Berenspöhler Sarah, Minnerup Jens, Dugas Martin, Varghese Julian
Institute of Medical Informatics, Westfälische Wilhelms-University Münster, Münster, Germany.
Department of Neurology with Institute of Translational Neurology, University Hospital Münster, Münster, Germany.
JMIR Med Inform. 2021 Oct 12;9(10):e27396. doi: 10.2196/27396.
Medical information management for stroke patients is currently a very time-consuming endeavor. There are clear guidelines and procedures to treat patients having acute stroke, but it is not known how well these established practices are reflected in patient documentation.
This study compares a variety of documentation processes regarding stroke. The main objective of this work is to provide an overview of the most commonly occurring medical concepts in stroke documentation and identify overlaps between different documentation contexts to allow for the definition of a core data set that could be used in potential data interfaces.
Medical source documentation forms from different documentation contexts, including hospitals, clinical trials, registries, and international standards, regarding stroke treatment followed by rehabilitation were digitized in the operational data model. Each source data element was semantically annotated using the Unified Medical Language System. The concept codes were analyzed for semantic overlaps. A concept was considered common if it appeared in at least two documentation contexts. The resulting common concepts were extended with implementation details, including data types and permissible values based on frequent patterns of source data elements, using an established expert-based and semiautomatic approach.

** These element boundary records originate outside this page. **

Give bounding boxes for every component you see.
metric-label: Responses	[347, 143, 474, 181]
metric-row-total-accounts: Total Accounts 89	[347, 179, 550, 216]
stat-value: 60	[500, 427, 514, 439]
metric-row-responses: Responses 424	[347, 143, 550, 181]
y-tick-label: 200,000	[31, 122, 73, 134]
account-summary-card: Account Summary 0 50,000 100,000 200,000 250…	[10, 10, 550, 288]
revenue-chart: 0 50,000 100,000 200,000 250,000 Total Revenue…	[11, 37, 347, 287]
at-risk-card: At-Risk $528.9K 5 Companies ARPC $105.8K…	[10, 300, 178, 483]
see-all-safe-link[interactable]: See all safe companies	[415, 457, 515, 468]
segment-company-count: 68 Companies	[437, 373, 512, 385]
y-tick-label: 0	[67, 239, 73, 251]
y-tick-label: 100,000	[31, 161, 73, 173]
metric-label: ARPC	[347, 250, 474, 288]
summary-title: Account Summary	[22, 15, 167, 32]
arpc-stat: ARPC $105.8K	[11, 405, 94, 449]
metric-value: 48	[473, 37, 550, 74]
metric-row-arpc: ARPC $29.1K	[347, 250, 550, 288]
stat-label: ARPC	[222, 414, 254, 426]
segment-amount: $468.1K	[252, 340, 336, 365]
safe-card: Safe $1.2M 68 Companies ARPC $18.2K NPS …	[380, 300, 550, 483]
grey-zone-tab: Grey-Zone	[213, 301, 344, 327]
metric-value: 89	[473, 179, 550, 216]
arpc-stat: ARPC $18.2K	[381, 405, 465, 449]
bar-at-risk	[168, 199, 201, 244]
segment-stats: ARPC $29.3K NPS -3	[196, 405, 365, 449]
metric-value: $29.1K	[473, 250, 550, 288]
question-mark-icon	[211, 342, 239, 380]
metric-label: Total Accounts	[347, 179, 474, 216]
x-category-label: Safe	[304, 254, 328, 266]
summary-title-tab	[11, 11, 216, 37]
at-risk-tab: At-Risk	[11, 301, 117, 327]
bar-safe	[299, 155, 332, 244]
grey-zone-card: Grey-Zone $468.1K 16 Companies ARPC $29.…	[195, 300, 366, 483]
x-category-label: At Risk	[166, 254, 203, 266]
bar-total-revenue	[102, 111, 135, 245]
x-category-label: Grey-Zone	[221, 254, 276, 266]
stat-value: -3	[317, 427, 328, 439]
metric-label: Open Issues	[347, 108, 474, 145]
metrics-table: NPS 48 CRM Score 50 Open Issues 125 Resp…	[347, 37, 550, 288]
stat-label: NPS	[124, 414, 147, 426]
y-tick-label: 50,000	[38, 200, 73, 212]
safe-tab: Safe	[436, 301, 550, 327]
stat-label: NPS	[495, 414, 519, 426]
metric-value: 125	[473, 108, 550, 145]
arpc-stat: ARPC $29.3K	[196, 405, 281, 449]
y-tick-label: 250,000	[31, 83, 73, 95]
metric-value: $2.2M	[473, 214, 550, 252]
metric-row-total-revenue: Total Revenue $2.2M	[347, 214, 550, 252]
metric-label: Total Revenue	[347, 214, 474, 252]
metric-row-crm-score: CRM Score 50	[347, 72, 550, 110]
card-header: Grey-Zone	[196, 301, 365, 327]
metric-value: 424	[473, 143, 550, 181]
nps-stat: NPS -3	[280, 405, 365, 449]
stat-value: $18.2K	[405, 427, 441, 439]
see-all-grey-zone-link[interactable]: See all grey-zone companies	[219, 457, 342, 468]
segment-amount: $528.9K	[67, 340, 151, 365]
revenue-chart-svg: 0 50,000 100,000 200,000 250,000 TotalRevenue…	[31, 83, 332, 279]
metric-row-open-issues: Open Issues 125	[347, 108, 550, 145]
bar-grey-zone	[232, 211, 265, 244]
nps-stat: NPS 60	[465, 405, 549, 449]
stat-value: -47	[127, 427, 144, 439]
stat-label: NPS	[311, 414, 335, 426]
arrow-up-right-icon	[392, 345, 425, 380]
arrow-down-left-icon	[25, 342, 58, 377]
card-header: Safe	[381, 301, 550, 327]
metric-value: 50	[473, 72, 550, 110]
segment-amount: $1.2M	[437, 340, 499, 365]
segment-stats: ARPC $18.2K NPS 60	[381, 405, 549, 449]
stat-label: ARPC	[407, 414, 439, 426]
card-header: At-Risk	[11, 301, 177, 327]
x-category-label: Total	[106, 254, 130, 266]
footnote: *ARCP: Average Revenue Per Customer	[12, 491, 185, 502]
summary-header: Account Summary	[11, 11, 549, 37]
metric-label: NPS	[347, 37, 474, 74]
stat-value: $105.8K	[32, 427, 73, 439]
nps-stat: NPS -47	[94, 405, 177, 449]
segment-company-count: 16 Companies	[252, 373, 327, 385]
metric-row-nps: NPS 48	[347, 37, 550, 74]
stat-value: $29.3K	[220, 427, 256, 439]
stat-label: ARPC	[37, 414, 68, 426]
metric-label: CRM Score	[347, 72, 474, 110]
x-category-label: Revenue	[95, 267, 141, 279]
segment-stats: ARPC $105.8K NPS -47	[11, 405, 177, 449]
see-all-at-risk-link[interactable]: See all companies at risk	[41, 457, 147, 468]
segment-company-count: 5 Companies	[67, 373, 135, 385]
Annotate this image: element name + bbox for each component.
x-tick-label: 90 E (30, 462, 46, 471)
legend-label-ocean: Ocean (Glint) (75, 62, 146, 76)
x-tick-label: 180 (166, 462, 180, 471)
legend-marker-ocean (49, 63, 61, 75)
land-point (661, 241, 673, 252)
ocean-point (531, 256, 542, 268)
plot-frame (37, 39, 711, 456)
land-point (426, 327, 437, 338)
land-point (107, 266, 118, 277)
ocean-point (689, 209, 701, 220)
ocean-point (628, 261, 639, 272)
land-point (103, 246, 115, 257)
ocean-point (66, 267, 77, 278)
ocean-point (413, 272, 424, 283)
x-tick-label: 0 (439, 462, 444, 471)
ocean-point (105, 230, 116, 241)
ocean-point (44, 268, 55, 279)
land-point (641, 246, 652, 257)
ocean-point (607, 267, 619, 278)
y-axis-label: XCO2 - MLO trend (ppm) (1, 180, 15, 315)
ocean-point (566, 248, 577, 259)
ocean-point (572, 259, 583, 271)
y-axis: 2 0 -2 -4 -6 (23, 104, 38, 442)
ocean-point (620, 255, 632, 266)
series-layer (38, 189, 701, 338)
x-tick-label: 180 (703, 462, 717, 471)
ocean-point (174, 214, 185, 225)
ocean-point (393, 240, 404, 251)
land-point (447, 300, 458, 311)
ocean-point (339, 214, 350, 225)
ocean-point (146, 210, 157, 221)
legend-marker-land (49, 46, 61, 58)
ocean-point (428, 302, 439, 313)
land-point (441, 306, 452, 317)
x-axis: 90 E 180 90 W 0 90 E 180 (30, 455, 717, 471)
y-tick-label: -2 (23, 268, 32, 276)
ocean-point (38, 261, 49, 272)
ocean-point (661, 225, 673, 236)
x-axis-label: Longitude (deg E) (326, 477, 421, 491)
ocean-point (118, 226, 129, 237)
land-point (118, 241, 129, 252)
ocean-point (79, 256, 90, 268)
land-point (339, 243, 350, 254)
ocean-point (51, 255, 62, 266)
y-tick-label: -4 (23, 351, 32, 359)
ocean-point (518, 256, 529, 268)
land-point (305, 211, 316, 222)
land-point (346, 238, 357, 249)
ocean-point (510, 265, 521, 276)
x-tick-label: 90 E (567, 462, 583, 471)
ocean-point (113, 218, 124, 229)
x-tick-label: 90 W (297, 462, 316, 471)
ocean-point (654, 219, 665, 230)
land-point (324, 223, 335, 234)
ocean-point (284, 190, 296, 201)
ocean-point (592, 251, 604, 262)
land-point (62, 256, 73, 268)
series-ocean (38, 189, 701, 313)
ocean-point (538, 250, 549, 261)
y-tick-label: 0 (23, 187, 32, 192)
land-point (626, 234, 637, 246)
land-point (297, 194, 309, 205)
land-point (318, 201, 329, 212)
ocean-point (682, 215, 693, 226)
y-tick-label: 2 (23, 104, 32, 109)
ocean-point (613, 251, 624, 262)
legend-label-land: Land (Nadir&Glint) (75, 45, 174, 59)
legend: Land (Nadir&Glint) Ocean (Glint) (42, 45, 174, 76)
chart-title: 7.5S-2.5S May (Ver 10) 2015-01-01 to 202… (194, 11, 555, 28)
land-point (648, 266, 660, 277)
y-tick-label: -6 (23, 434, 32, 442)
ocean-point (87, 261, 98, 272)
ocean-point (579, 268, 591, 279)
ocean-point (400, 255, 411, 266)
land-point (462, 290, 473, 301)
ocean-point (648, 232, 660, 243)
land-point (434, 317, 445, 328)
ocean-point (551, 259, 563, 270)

In total, 3287 data elements were identified, and 1051 of these emerged as unique medical concepts. The 100 most frequent medical concepts cover 9.51% (100/1051) of all concept occurrences in stroke documentation, and the 50 most frequent concepts cover 4.75% (50/1051). A list of common data elements was implemented in different standardized machine-readable formats on a public metadata repository for interoperable reuse.
Standardization of medical documentation is a prerequisite for data exchange as well as the transferability and reuse of data. In the long run, standardization would save time and money and extend the capabilities for which such data could be used. In the context of this work, a lack of standardization was observed regarding current information management. Free-form text fields and intricate questions complicate automated data access and transfer between institutions. This work also revealed the potential of a unified documentation process as a core data set of the 50 most frequent common data elements, accounting for 34% of the documentation in medical information management. Such a data set offers a starting point for standardized and interoperable data collection in routine care, quality management, and clinical research.
目前,中风患者的医疗信息管理是一项非常耗时的工作。对于急性中风患者的治疗有明确的指南和程序,但尚不清楚这些既定做法在患者文档中的体现程度。
本研究比较了多种关于中风的文档流程。这项工作的主要目的是概述中风文档中最常见的医学概念,并识别不同文档背景之间的重叠部分,以便定义一个可用于潜在数据接口的核心数据集。
将来自不同文档背景(包括医院、临床试验、登记处和国际标准)的关于中风治疗及后续康复的医学源文档表单,按照操作数据模型进行数字化处理。使用统一医学语言系统对每个源数据元素进行语义标注。对概念代码进行语义重叠分析。如果一个概念出现在至少两个文档背景中,则认为它是常见的。使用既定的基于专家的半自动方法,根据源数据元素的频繁模式,为生成的常见概念扩展实施细节,包括数据类型和允许值。
总共识别出3287个数据元素,其中1051个成为独特的医学概念。中风文档中出现频率最高的100个医学概念占所有概念出现次数的9.51%(100/1051),出现频率最高的50个概念占4.75%(50/1051)。一份常见数据元素列表以不同的标准化机器可读格式在公共元数据存储库中实现,以便进行可互操作的重用。
医学文档标准化是数据交换以及数据可转移性和重用性的前提条件。从长远来看,标准化将节省时间和金钱,并扩展此类数据的使用能力。在这项工作的背景下,观察到当前信息管理缺乏标准化。自由格式文本字段和复杂问题使机构之间的自动数据访问和传输变得复杂。这项工作还揭示了统一文档流程作为50个最常见数据元素的核心数据集的潜力,占医学信息管理文档的34%。这样一个数据集为常规护理、质量管理和临床研究中的标准化和可互操作数据收集提供了一个起点。